Alterações na Organização Produtiva
De acordo com a CBIC, "a mudança altera a própria organização produtiva da construção". Os principais indicadores demonstram que essa transformação impacta diversos fatores, como custo, prazo, produtividade e a dinâmica do emprego formal.
Percepção dos Impactos no Setor
Ao avaliar a percepção geral sobre os impactos, a CBIC observou que as questões mais significativas relacionadas à redução da jornada semanal concentram-se nos aspectos de custo, produtividade e prazo de entrega.
Consenso no Setor
O levantamento revelou um "consenso elevado" entre os profissionais da construção civil sobre o aumento dos custos de mão de obra, com 88,5% concordando com essa afirmação. Ademais, 84,6% acreditam que há um impacto no custo ao consumidor, 82,5% notam uma queda na produtividade e 81,6% veem um efeito nos prazos de execução de obras.
Necessidade de Contratação Adicional
A pesquisa apontou que a necessidade de contratações adicionais foi identificada por 73,9% dos entrevistados, indicando que a adaptação à nova jornada não é percebida apenas como uma reorganização interna. Os dados sugerem uma tendência para a contração do quadro de funcionários, em vez de sua manutenção.

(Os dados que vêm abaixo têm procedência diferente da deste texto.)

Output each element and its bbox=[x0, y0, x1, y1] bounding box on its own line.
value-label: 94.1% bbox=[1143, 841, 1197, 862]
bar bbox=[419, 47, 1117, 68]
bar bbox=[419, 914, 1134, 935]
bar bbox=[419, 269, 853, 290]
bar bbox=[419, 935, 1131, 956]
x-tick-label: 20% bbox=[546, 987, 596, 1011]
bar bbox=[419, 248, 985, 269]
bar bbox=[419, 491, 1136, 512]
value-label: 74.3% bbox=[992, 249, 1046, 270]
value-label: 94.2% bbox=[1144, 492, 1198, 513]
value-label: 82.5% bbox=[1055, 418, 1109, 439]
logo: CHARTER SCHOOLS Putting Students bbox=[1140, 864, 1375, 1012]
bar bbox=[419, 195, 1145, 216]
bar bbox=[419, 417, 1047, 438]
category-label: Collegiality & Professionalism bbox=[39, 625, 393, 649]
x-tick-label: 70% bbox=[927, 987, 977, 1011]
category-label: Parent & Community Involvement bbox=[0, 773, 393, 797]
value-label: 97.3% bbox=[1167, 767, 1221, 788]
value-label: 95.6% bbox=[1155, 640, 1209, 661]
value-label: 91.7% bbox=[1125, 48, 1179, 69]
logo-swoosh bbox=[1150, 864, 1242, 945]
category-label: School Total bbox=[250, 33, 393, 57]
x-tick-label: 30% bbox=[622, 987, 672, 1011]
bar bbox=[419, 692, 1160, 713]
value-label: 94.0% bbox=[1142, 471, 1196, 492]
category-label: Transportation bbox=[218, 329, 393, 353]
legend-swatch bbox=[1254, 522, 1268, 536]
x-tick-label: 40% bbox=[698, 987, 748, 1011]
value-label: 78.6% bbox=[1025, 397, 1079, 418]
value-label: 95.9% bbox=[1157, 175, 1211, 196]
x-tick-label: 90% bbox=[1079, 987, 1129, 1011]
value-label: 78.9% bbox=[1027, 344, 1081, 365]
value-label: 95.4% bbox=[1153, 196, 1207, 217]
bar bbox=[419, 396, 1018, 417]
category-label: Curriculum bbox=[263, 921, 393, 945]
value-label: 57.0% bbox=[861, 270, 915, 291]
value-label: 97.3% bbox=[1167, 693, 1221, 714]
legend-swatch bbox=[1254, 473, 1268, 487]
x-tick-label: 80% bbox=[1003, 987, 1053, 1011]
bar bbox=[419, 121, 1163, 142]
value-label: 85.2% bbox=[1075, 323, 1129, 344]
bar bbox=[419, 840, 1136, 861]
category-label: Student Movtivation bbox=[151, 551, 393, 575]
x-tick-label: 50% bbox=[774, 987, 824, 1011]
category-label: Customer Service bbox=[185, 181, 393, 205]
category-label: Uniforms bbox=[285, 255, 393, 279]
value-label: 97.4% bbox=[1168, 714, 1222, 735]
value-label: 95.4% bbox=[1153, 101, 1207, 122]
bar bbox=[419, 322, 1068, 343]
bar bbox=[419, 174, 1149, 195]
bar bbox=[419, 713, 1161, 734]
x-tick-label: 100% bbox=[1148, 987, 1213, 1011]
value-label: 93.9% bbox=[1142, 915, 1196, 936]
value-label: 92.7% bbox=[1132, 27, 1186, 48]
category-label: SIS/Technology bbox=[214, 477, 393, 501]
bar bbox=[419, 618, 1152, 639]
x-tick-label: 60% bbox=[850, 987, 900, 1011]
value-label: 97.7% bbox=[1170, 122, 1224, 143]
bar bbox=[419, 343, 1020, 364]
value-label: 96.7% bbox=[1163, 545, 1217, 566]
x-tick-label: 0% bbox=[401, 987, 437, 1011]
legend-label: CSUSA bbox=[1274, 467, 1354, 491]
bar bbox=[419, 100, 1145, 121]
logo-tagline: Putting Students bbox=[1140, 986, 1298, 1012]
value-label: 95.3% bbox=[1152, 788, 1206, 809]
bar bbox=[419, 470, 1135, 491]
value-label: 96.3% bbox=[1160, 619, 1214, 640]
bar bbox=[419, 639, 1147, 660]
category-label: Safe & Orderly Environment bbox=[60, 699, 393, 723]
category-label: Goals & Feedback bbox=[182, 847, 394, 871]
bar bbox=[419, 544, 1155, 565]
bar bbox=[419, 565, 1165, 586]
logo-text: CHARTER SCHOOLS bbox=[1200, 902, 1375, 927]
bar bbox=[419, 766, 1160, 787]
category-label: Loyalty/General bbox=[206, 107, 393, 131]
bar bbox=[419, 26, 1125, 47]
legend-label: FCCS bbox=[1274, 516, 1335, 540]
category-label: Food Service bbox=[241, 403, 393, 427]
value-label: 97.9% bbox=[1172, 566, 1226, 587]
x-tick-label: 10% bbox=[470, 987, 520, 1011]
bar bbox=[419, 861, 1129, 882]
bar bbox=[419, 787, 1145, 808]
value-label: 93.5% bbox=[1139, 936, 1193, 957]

Obras Públicas e Aumento de Custos
No contexto de obras públicas, a maioria das empresas que atuam neste segmento percebe um aumento nos custos de contratos já em andamento e nos que estão por vir. Questões relativas à produtividade, disponibilidade e capacitação da mão de obra configuram os principais gargalos enfrentados atualmente.
Efeitos nas Futuras Contratações
A CBIC também destacou que 45,3% das empresas do setor afirmam que poderiam reduzir suas contratações futuras caso a jornada de trabalho seja diminuída sem uma revisão proporcional dos salários. Além disso, 78,6% dos entrevistados indicam que há um risco de aumento da informalidade no setor da construção, um aspecto que "conecta jornada, custo e qualidade do emprego", conforme mencionado pela entidade.